Et pourtant, l'Azerbaïdjan a besoin "urgemment d'investissements dans la santé et l'éducation", estime le dissident. "Alors que la majorité des Azéris ont des difficultés à boucler leurs fins de mois, toutes ces dépenses extravagantes irritent sincèrement les gens", estime pour la BBC Arastun Orujly, directeur du centre de recherches Occident-Orient installé à Bakou.
- Des droits de l'homme bafoués
Mais c'est surtout la situation déplorable des droits de l'homme en Azerbaïdjan qui va ternir les premiers Jeux européens. Les autorités azéries essuient un torrent de critiques venues des ONG. "Derrière l'image d'une nation moderne et ouverte, l'Azerbaïdjan est un État où la critique des autorités est chaque jour frappée par la répression", écrit ainsi Amnesty International dans un rapport intitulé Azerbaïdjan : les Jeux de la répression, qui a valu aux représentants de l'ONG d'être déclarés personae non gratae dans la petite république du Caucase jusqu'à la fin des Jeux.
De son côté, l'Organisation pour la sécurité et la coopération en Europe (OSCE) a elle révélé avoir reçu, vendredi, une lettre du ministère azerbaïdjanais des Affaires étrangères lui donnant "un mois à partir du 4 juin" pour fermer son bureau de Bakou, estimant n'avoir plus besoin des services de l'organisation. Hasard du calendrier ou non, une représentante de l'OSCE a signé il y a quelques jours une tribune, dénonçant "la brutalité des méthodes d'intimidation, de harcèlement et d'obstruction utilisées par les autorités azerbaïdjanaises".
Les autorités azéries voient dans les critiques répétitives, également venues de parlementaires européens, un acharnement injustifié de "forces hostiles", comme l'a indiqué Ali Husseynli, président de la Commission parlementaire sur la politique juridique et le renforcement de l'Etat, selon l'agence de presse APA.
- Des hauts responsables absents
Si, à l'instar du Qatar, l'Azerbaïdjan voulait en profiter pour soigner ses relations diplomatiques, plusieurs représentants européens de haut rang ont choisi de ne pas faire le déplacement. Certes, les présidents russe et turc Vladimir Poutine et Recep Tayyip Erdogan profiteront des Jeux européens pour se rencontrer – Bakou espère d'alileurs en profiter pour discuter hydrocarbures mais aussi conflit du Haut-Karabakh, qui oppose l'Azerbaïdjan à son voisin arménien.

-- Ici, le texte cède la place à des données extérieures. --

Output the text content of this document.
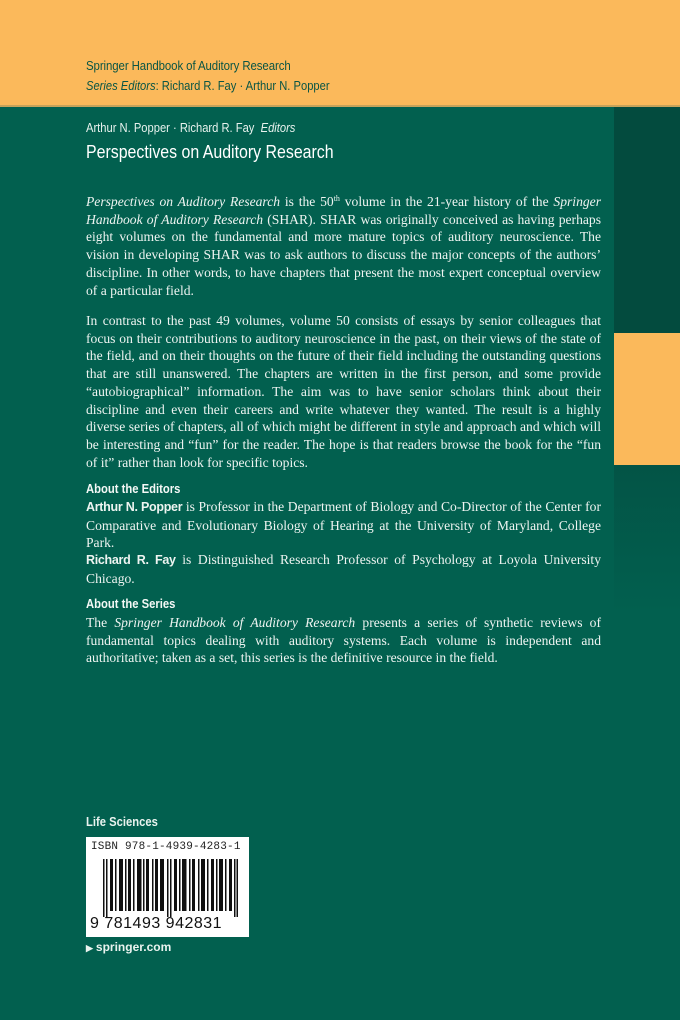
Springer Handbook of Auditory Research
Series Editors: Richard R. Fay · Arthur N. Popper
Arthur N. Popper · Richard R. Fay Editors
Perspectives on Auditory Research
Perspectives on Auditory Research is the 50th volume in the 21-year history of the Springer Handbook of Auditory Research (SHAR). SHAR was originally conceived as having perhaps eight volumes on the fundamental and more mature topics of auditory neuroscience. The vision in developing SHAR was to ask authors to discuss the major concepts of the authors’ discipline. In other words, to have chapters that present the most expert conceptual overview of a particular field.
In contrast to the past 49 volumes, volume 50 consists of essays by senior colleagues that focus on their contributions to auditory neuroscience in the past, on their views of the state of the field, and on their thoughts on the future of their field including the outstanding questions that are still unanswered. The chapters are written in the first person, and some provide “autobiographical” information. The aim was to have senior scholars think about their discipline and even their careers and write whatever they wanted. The result is a highly diverse series of chapters, all of which might be different in style and approach and which will be interesting and “fun” for the reader. The hope is that readers browse the book for the “fun of it” rather than look for specific topics.
About the Editors
Arthur N. Popper is Professor in the Department of Biology and Co-Director of the Center for Comparative and Evolutionary Biology of Hearing at the University of Maryland, College Park.
Richard R. Fay is Distinguished Research Professor of Psychology at Loyola University Chicago.
About the Series
The Springer Handbook of Auditory Research presents a series of synthetic reviews of fundamental topics dealing with auditory systems. Each volume is independent and authoritative; taken as a set, this series is the definitive resource in the field.
Life Sciences
ISBN 978-1-4939-4283-1
9 781493 942831
▶ springer.com
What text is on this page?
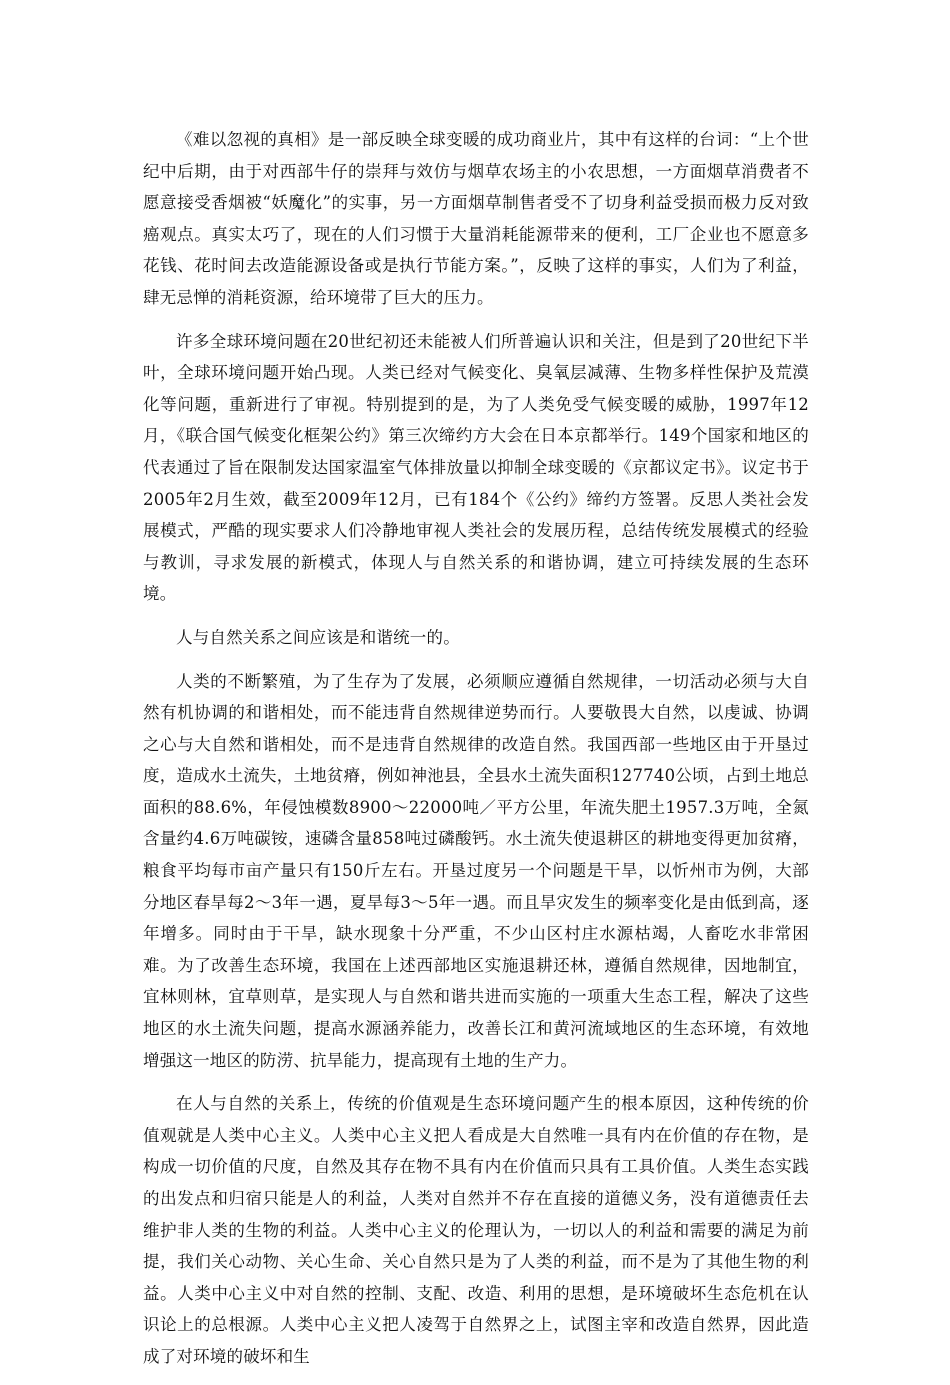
《难以忽视的真相》是一部反映全球变暖的成功商业片，其中有这样的台词：“上个世纪中后期，由于对西部牛仔的崇拜与效仿与烟草农场主的小农思想，一方面烟草消费者不愿意接受香烟被“妖魔化”的实事，另一方面烟草制售者受不了切身利益受损而极力反对致癌观点。真实太巧了，现在的人们习惯于大量消耗能源带来的便利，工厂企业也不愿意多花钱、花时间去改造能源设备或是执行节能方案。”，反映了这样的事实，人们为了利益，肆无忌惮的消耗资源，给环境带了巨大的压力。

许多全球环境问题在20世纪初还未能被人们所普遍认识和关注，但是到了20世纪下半叶，全球环境问题开始凸现。人类已经对气候变化、臭氧层减薄、生物多样性保护及荒漠化等问题，重新进行了审视。特别提到的是，为了人类免受气候变暖的威胁，1997年12月，《联合国气候变化框架公约》第三次缔约方大会在日本京都举行。149个国家和地区的代表通过了旨在限制发达国家温室气体排放量以抑制全球变暖的《京都议定书》。议定书于2005年2月生效，截至2009年12月，已有184个《公约》缔约方签署。反思人类社会发展模式，严酷的现实要求人们冷静地审视人类社会的发展历程，总结传统发展模式的经验与教训，寻求发展的新模式，体现人与自然关系的和谐协调，建立可持续发展的生态环境。

人与自然关系之间应该是和谐统一的。

人类的不断繁殖，为了生存为了发展，必须顺应遵循自然规律，一切活动必须与大自然有机协调的和谐相处，而不能违背自然规律逆势而行。人要敬畏大自然，以虔诚、协调之心与大自然和谐相处，而不是违背自然规律的改造自然。我国西部一些地区由于开垦过度，造成水土流失，土地贫瘠，例如神池县，全县水土流失面积127740公顷，占到土地总面积的88.6%，年侵蚀模数8900～22000吨／平方公里，年流失肥土1957.3万吨，全氮含量约4.6万吨碳铵，速磷含量858吨过磷酸钙。水土流失使退耕区的耕地变得更加贫瘠，粮食平均每市亩产量只有150斤左右。开垦过度另一个问题是干旱，以忻州市为例，大部分地区春旱每2～3年一遇，夏旱每3～5年一遇。而且旱灾发生的频率变化是由低到高，逐年增多。同时由于干旱，缺水现象十分严重，不少山区村庄水源枯竭，人畜吃水非常困难。为了改善生态环境，我国在上述西部地区实施退耕还林，遵循自然规律，因地制宜，宜林则林，宜草则草，是实现人与自然和谐共进而实施的一项重大生态工程，解决了这些地区的水土流失问题，提高水源涵养能力，改善长江和黄河流域地区的生态环境，有效地增强这一地区的防涝、抗旱能力，提高现有土地的生产力。

在人与自然的关系上，传统的价值观是生态环境问题产生的根本原因，这种传统的价值观就是人类中心主义。人类中心主义把人看成是大自然唯一具有内在价值的存在物，是构成一切价值的尺度，自然及其存在物不具有内在价值而只具有工具价值。人类生态实践的出发点和归宿只能是人的利益，人类对自然并不存在直接的道德义务，没有道德责任去维护非人类的生物的利益。人类中心主义的伦理认为，一切以人的利益和需要的满足为前提，我们关心动物、关心生命、关心自然只是为了人类的利益，而不是为了其他生物的利益。人类中心主义中对自然的控制、支配、改造、利用的思想，是环境破坏生态危机在认识论上的总根源。人类中心主义把人凌驾于自然界之上，试图主宰和改造自然界，因此造成了对环境的破坏和生
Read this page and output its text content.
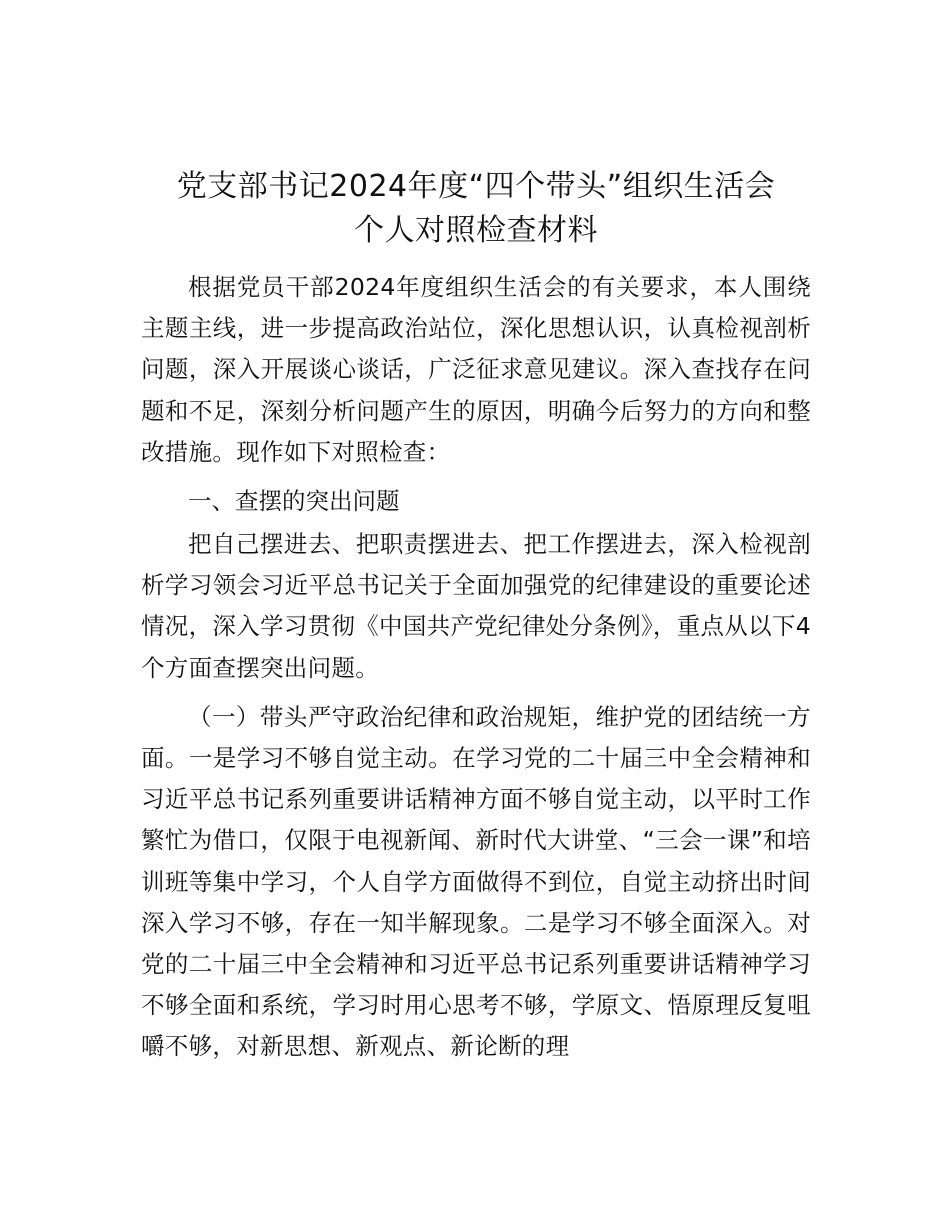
党支部书记2024年度“四个带头”组织生活会
个人对照检查材料

根据党员干部2024年度组织生活会的有关要求，本人围绕主题主线，进一步提高政治站位，深化思想认识，认真检视剖析问题，深入开展谈心谈话，广泛征求意见建议。深入查找存在问题和不足，深刻分析问题产生的原因，明确今后努力的方向和整改措施。现作如下对照检查：

一、查摆的突出问题

把自己摆进去、把职责摆进去、把工作摆进去，深入检视剖析学习领会习近平总书记关于全面加强党的纪律建设的重要论述情况，深入学习贯彻《中国共产党纪律处分条例》，重点从以下4个方面查摆突出问题。

（一）带头严守政治纪律和政治规矩，维护党的团结统一方面。一是学习不够自觉主动。在学习党的二十届三中全会精神和习近平总书记系列重要讲话精神方面不够自觉主动，以平时工作繁忙为借口，仅限于电视新闻、新时代大讲堂、“三会一课”和培训班等集中学习，个人自学方面做得不到位，自觉主动挤出时间深入学习不够，存在一知半解现象。二是学习不够全面深入。对党的二十届三中全会精神和习近平总书记系列重要讲话精神学习不够全面和系统，学习时用心思考不够，学原文、悟原理反复咀嚼不够，对新思想、新观点、新论断的理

Mais côté allemand, ni la chancelière Angela Merkel, ni son ministre de l'Intérieur Thomas de Maizière ne se rendront à Bakou. David Cameron, chef du gouvernement britannique, s'abstiendra également du déplacement. François Hollande, lui, a décidé d'envoyer le secrétaire d'Etat aux sports Thierry Braillard pour assister à la compétition. Le président français a rencontré son homologue azéri il y a moins d'un mois lors d'un voyage d'Etat dans le Caucase, se gardant d'évoquer trop ouvertement les atteintes aux droits de l'homme.